Lake Amistad offers visitors many interesting natural features to investigate. The river and lake canyons have shear cliffs dotted with caves. The colorful canyon walls range from deep grays to bright yellows and reds as ground water oxidation makes them look as if large paintbrushes have painted them. These limestone cliffs are also full of marine fossils of the Permian era, over 360 million years old. Corals, gastropods (snails), ammonites, and various bivalve fossils are common. The karst topography resulting from the erosion of this limestone contributes to a complex pattern of groundwater. Although Lake Amistad is the convergence of the Rio Grande, Devils, and Pecos rivers, there are also other water sources that contribute to lake waters.
At the Devils River, about 8 miles up river from Rough Canyon, Indian Springs cascades out of the cliffs and provides additional waters to the lake. The springs are visible at lower lake levels, however they disappear underwater when levels are nearing the full pool elevation of 1117 ft above sea level. This spring affects the water by "cooling" it, and changes the color of the normal lake waters to a brilliant blue.
Goodenough Springs is located along the Rio Grande. Prior to the inundation, Goodenough Springs welled out of the ground and turned a water wheel for power. The spring is now many feet under the water surface, but still "warms" the water temperature in the immediate area. The lake water near the springs is probably in the 50 F- 60 F range, as the springs are usually between 60-80 feet or more below the lake surface.

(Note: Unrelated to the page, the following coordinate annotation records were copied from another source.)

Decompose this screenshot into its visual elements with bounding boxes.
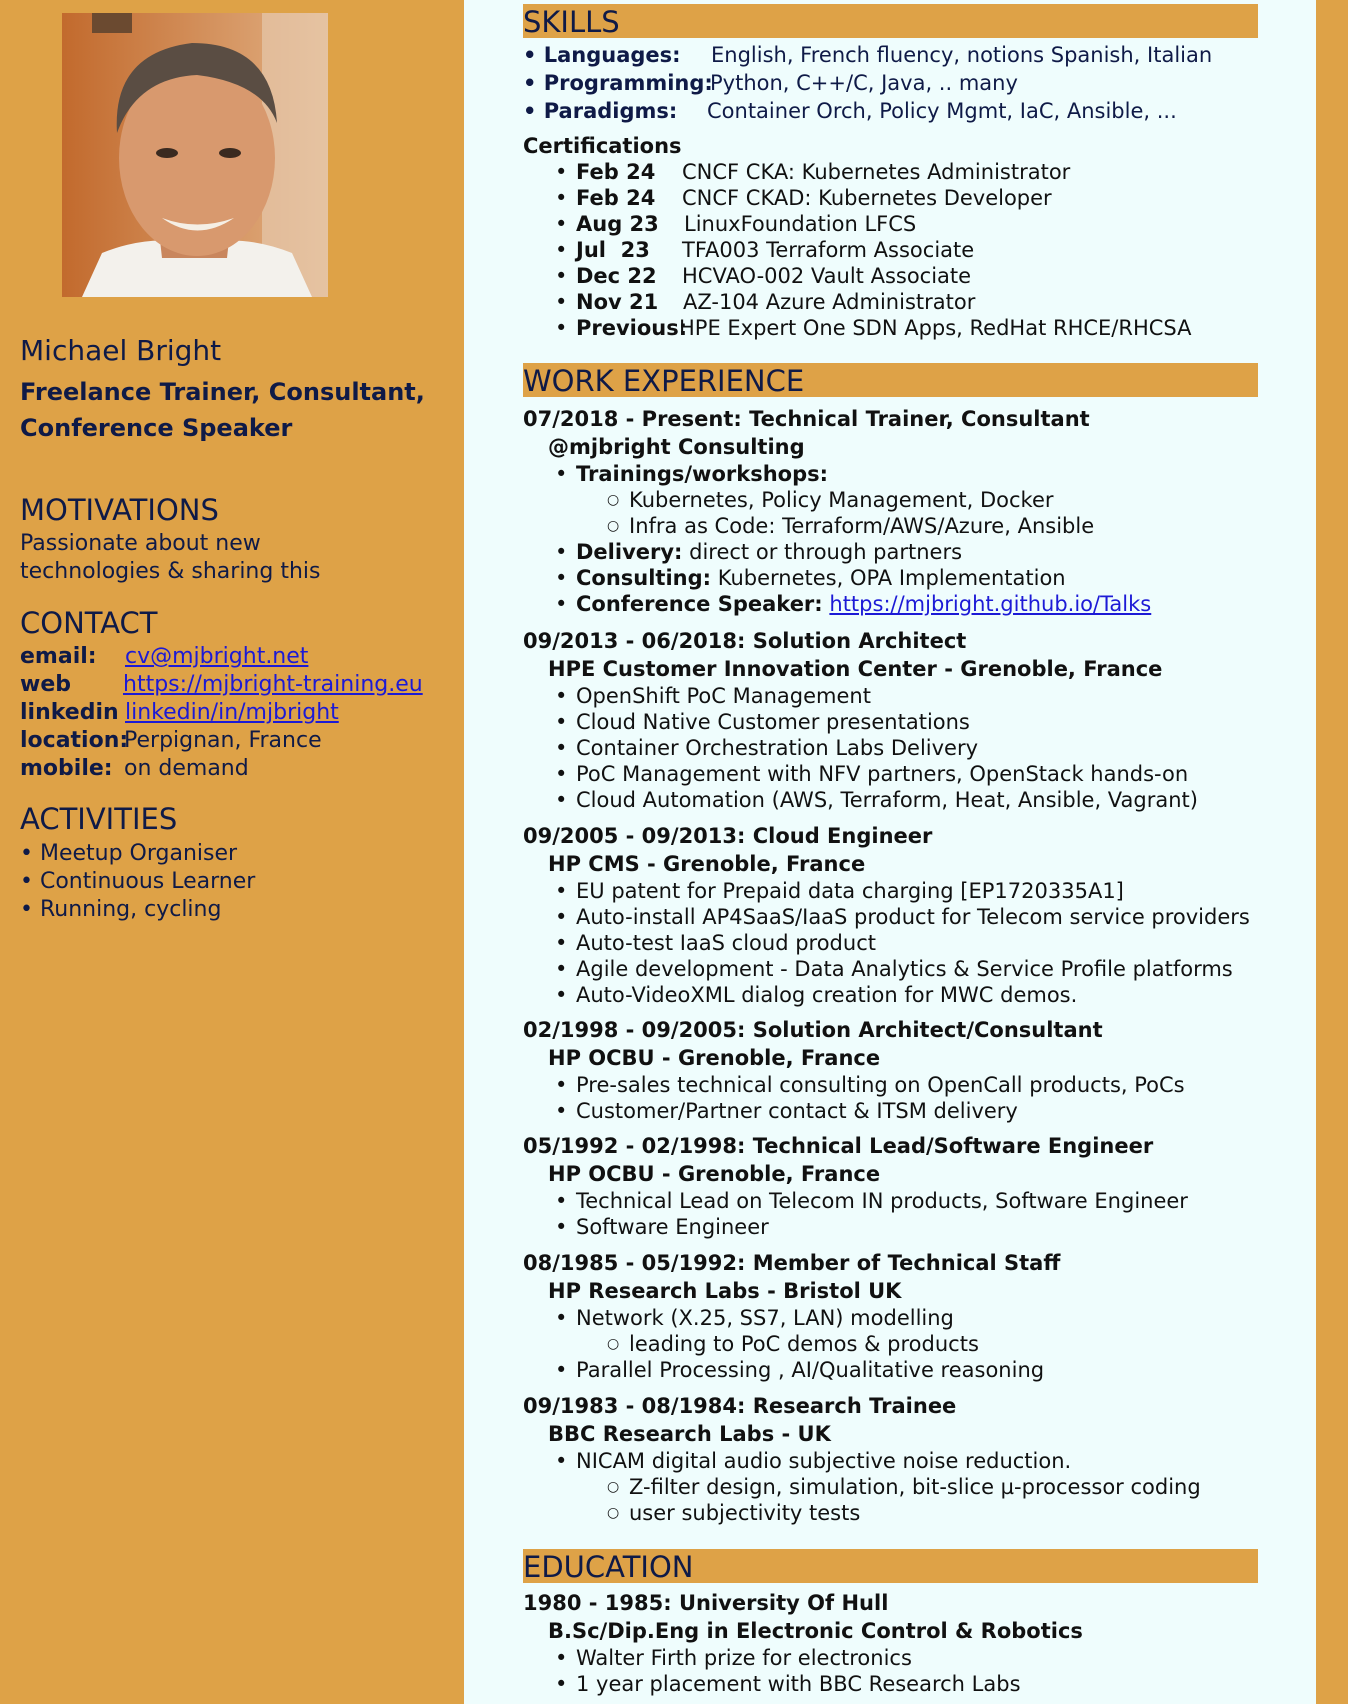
- cert-date: Previous:: [576, 316, 688, 340]
- skills-heading: SKILLS: [523, 4, 1258, 38]
- job-item: • EU patent for Prepaid data charging [EP1720335A1]: [555, 879, 1124, 903]
- job-company: HP CMS - Grenoble, France: [548, 852, 866, 876]
- cert-row: • Feb 24 CNCF CKAD: Kubernetes Developer: [555, 186, 1052, 210]
- skill-label: • Languages:: [523, 43, 681, 67]
- job-header: 09/1983 - 08/1984: Research Trainee: [523, 1394, 957, 1418]
- job-item: • Parallel Processing , AI/Qualitative reasoning: [555, 1358, 1045, 1382]
- job-subitem: ○ leading to PoC demos & products: [607, 1332, 979, 1356]
- cert-row: • Dec 22 HCVAO-002 Vault Associate: [555, 264, 972, 288]
- web-label: web: [20, 672, 71, 697]
- item-text: Technical Lead on Telecom IN products, Software Engineer: [576, 1189, 1188, 1213]
- item-text: Auto-install AP4SaaS/IaaS product for Telecom service providers: [576, 905, 1250, 929]
- mobile-label: mobile:: [20, 756, 113, 781]
- job-item: • Container Orchestration Labs Delivery: [555, 736, 979, 760]
- person-name: Michael Bright: [20, 334, 222, 367]
- skill-value: English, French fluency, notions Spanish, Italian: [711, 43, 1213, 67]
- job-item: • Auto-test IaaS cloud product: [555, 931, 876, 955]
- cert-name: TFA003 Terraform Associate: [682, 238, 975, 262]
- contact-row-email: [20, 643, 309, 671]
- subitem-text: Z-filter design, simulation, bit-slice µ-processor coding: [629, 1475, 1201, 1499]
- subitem-text: Kubernetes, Policy Management, Docker: [629, 488, 1054, 512]
- cert-name: LinuxFoundation LFCS: [684, 212, 917, 236]
- motivations-heading: MOTIVATIONS: [20, 493, 219, 527]
- item-text: Cloud Automation (AWS, Terraform, Heat, Ansible, Vagrant): [576, 788, 1198, 812]
- education-item: • Walter Firth prize for electronics: [555, 1646, 912, 1670]
- subitem-text: Infra as Code: Terraform/AWS/Azure, Ansible: [629, 514, 1095, 538]
- item-text: Auto-VideoXML dialog creation for MWC demos.: [576, 983, 1078, 1007]
- cert-name: AZ-104 Azure Administrator: [683, 290, 976, 314]
- job-item: • Pre-sales technical consulting on OpenCall products, PoCs: [555, 1073, 1185, 1097]
- job-subitem: ○ user subjectivity tests: [607, 1501, 861, 1525]
- mobile-value: on demand: [124, 756, 249, 781]
- contact-heading: CONTACT: [20, 606, 158, 640]
- item-text: Container Orchestration Labs Delivery: [576, 736, 979, 760]
- linkedin-label: linkedin: [20, 700, 119, 725]
- linkedin-link[interactable]: linkedin/in/mjbright: [125, 700, 339, 725]
- item-text: Network (X.25, SS7, LAN) modelling: [576, 1306, 954, 1330]
- activity-item: • Meetup Organiser: [20, 841, 238, 866]
- subitem-text: user subjectivity tests: [629, 1501, 861, 1525]
- job-item: • Conference Speaker: https://mjbright.github.io/Talks: [555, 592, 1152, 616]
- job-item: • NICAM digital audio subjective noise reduction.: [555, 1449, 1072, 1473]
- cert-date: Feb 24: [576, 160, 656, 184]
- cert-name: HPE Expert One SDN Apps, RedHat RHCE/RHCSA: [679, 316, 1192, 340]
- job-item: • Technical Lead on Telecom IN products, Software Engineer: [555, 1189, 1188, 1213]
- job-item: • PoC Management with NFV partners, OpenStack hands-on: [555, 762, 1189, 786]
- job-company: @mjbright Consulting: [548, 435, 805, 459]
- location-value: Perpignan, France: [124, 728, 322, 753]
- skill-value: Python, C++/C, Java, .. many: [710, 71, 1018, 95]
- item-label: Consulting:: [576, 566, 712, 590]
- job-company: HP Research Labs - Bristol UK: [548, 1279, 902, 1303]
- education-heading: EDUCATION: [523, 1549, 1258, 1583]
- skill-label: • Programming:: [523, 71, 713, 95]
- education-item: • 1 year placement with BBC Research Labs: [555, 1672, 1021, 1696]
- job-entry: [523, 822, 1250, 1008]
- job-company: BBC Research Labs - UK: [548, 1422, 831, 1446]
- motivations-line: technologies & sharing this: [20, 559, 321, 584]
- job-item: • Delivery: direct or through partners: [555, 540, 963, 564]
- item-label: Conference Speaker:: [576, 592, 823, 616]
- web-link[interactable]: https://mjbright-training.eu: [123, 672, 423, 697]
- job-subitem: ○ Kubernetes, Policy Management, Docker: [607, 488, 1054, 512]
- item-label: Trainings/workshops:: [576, 462, 828, 486]
- job-item: • Network (X.25, SS7, LAN) modelling: [555, 1306, 954, 1330]
- skill-value: Container Orch, Policy Mgmt, IaC, Ansible, ...: [707, 99, 1177, 123]
- job-company: HPE Customer Innovation Center - Grenoble, France: [548, 657, 1163, 681]
- job-item: • OpenShift PoC Management: [555, 684, 871, 708]
- item-text: Pre-sales technical consulting on OpenCall products, PoCs: [576, 1073, 1185, 1097]
- item-text: Software Engineer: [576, 1215, 769, 1239]
- certifications: [523, 133, 1192, 341]
- job-header: 07/2018 - Present: Technical Trainer, Consultant: [523, 407, 1090, 431]
- activity-item: • Continuous Learner: [20, 869, 256, 894]
- job-entry: [523, 1249, 1060, 1383]
- job-item: • Customer/Partner contact & ITSM delivery: [555, 1099, 1018, 1123]
- work-heading: WORK EXPERIENCE: [523, 363, 1258, 397]
- cert-row: • Nov 21 AZ-104 Azure Administrator: [555, 290, 976, 314]
- skill-row-paradigms: [523, 97, 1177, 125]
- person-title: Freelance Trainer, Consultant, Conference Speaker: [20, 378, 425, 442]
- job-entry: [523, 1132, 1188, 1240]
- cert-name: HCVAO-002 Vault Associate: [682, 264, 972, 288]
- item-text: EU patent for Prepaid data charging [EP1720335A1]: [576, 879, 1124, 903]
- item-text: 1 year placement with BBC Research Labs: [576, 1672, 1021, 1696]
- profile-photo: [62, 13, 328, 297]
- cert-row: • Aug 23 LinuxFoundation LFCS: [555, 212, 917, 236]
- item-text: Kubernetes, OPA Implementation: [711, 566, 1066, 590]
- activities-heading: ACTIVITIES: [20, 802, 178, 836]
- job-item: • Agile development - Data Analytics & Service Profile platforms: [555, 957, 1233, 981]
- skill-row-languages: [523, 41, 1213, 69]
- cert-date: Dec 22: [576, 264, 657, 288]
- job-header: 08/1985 - 05/1992: Member of Technical Staff: [523, 1251, 1061, 1275]
- job-entry: [523, 627, 1198, 813]
- contact-list: [20, 643, 423, 783]
- job-subitem: ○ Infra as Code: Terraform/AWS/Azure, Ansible: [607, 514, 1095, 538]
- cert-date: Jul 23: [576, 238, 650, 262]
- cert-date: Nov 21: [576, 290, 659, 314]
- item-text: Walter Firth prize for electronics: [576, 1646, 912, 1670]
- job-entry: [523, 1016, 1185, 1124]
- cert-name: CNCF CKA: Kubernetes Administrator: [682, 160, 1071, 184]
- cert-name: CNCF CKAD: Kubernetes Developer: [682, 186, 1052, 210]
- activities-list: [20, 840, 255, 924]
- item-text: direct or through partners: [682, 540, 963, 564]
- email-label: email:: [20, 644, 97, 669]
- motivations-line: Passionate about new: [20, 531, 261, 556]
- job-item: • Trainings/workshops:: [555, 462, 828, 486]
- item-text: Customer/Partner contact & ITSM delivery: [576, 1099, 1018, 1123]
- job-subitem: ○ Z-filter design, simulation, bit-slice µ-processor coding: [607, 1475, 1201, 1499]
- email-link[interactable]: cv@mjbright.net: [125, 644, 309, 669]
- item-text: Agile development - Data Analytics & Service Profile platforms: [576, 957, 1233, 981]
- job-entry: [523, 1392, 1201, 1526]
- talks-link[interactable]: https://mjbright.github.io/Talks: [829, 592, 1152, 616]
- location-label: location:: [20, 728, 129, 753]
- education-header: 1980 - 1985: University Of Hull: [523, 1591, 889, 1615]
- skills-list: [523, 41, 1213, 125]
- job-header: 09/2013 - 06/2018: Solution Architect: [523, 629, 967, 653]
- cert-row: • Jul 23 TFA003 Terraform Associate: [555, 238, 975, 262]
- job-header: 09/2005 - 09/2013: Cloud Engineer: [523, 824, 933, 848]
- skill-row-programming: [523, 69, 1018, 97]
- cert-date: Feb 24: [576, 186, 656, 210]
- job-item: • Consulting: Kubernetes, OPA Implementation: [555, 566, 1066, 590]
- certifications-title: Certifications: [523, 134, 682, 158]
- item-text: Parallel Processing , AI/Qualitative reasoning: [576, 1358, 1045, 1382]
- item-text: NICAM digital audio subjective noise reduction.: [576, 1449, 1072, 1473]
- item-label: Delivery:: [576, 540, 683, 564]
- cert-row: • Previous: HPE Expert One SDN Apps, RedHat RHCE/RHCSA: [555, 316, 1192, 340]
- job-company: HP OCBU - Grenoble, France: [548, 1162, 881, 1186]
- item-text: PoC Management with NFV partners, OpenStack hands-on: [576, 762, 1189, 786]
- cert-row: • Feb 24 CNCF CKA: Kubernetes Administrator: [555, 160, 1071, 184]
- job-header: 02/1998 - 09/2005: Solution Architect/Consultant: [523, 1018, 1103, 1042]
- job-entry: [523, 405, 1151, 617]
- job-item: • Cloud Native Customer presentations: [555, 710, 970, 734]
- job-header: 05/1992 - 02/1998: Technical Lead/Software Engineer: [523, 1134, 1154, 1158]
- subitem-text: leading to PoC demos & products: [629, 1332, 979, 1356]
- right-margin-strip: [1316, 0, 1348, 1704]
- item-text: Cloud Native Customer presentations: [576, 710, 970, 734]
- contact-row-web: [20, 671, 423, 699]
- job-item: • Auto-install AP4SaaS/IaaS product for Telecom service providers: [555, 905, 1250, 929]
- motivations-text: [20, 530, 320, 586]
- activity-item: • Running, cycling: [20, 897, 222, 922]
- job-item: • Software Engineer: [555, 1215, 769, 1239]
- job-item: • Cloud Automation (AWS, Terraform, Heat, Ansible, Vagrant): [555, 788, 1198, 812]
- contact-row-linkedin: [20, 699, 339, 727]
- item-text: OpenShift PoC Management: [576, 684, 871, 708]
- education-degree: B.Sc/Dip.Eng in Electronic Control & Robotics: [548, 1619, 1083, 1643]
- skill-label: • Paradigms:: [523, 99, 678, 123]
- job-item: • Auto-VideoXML dialog creation for MWC demos.: [555, 983, 1078, 1007]
- education-entry: [523, 1589, 1083, 1697]
- item-text: Auto-test IaaS cloud product: [576, 931, 876, 955]
- job-company: HP OCBU - Grenoble, France: [548, 1046, 881, 1070]
- contact-row-mobile: [20, 755, 249, 783]
- contact-row-location: [20, 727, 322, 755]
- cert-date: Aug 23: [576, 212, 659, 236]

Limnology is the study of inland waters. It may include the study of wetlands, creeks, streams and marshes, but it most certainly includes the study of lakes and reservoirs (man-made lakes)...especially whopping big ones like Lake Amistad. Lake Amistad is a limnologist's dream. It is fed by 3 rivers and numerous springs. The rivers and springs all have different characteristics that mix in the lake, making it a very interesting body of water from the standpoint of water chemistry and the biological community.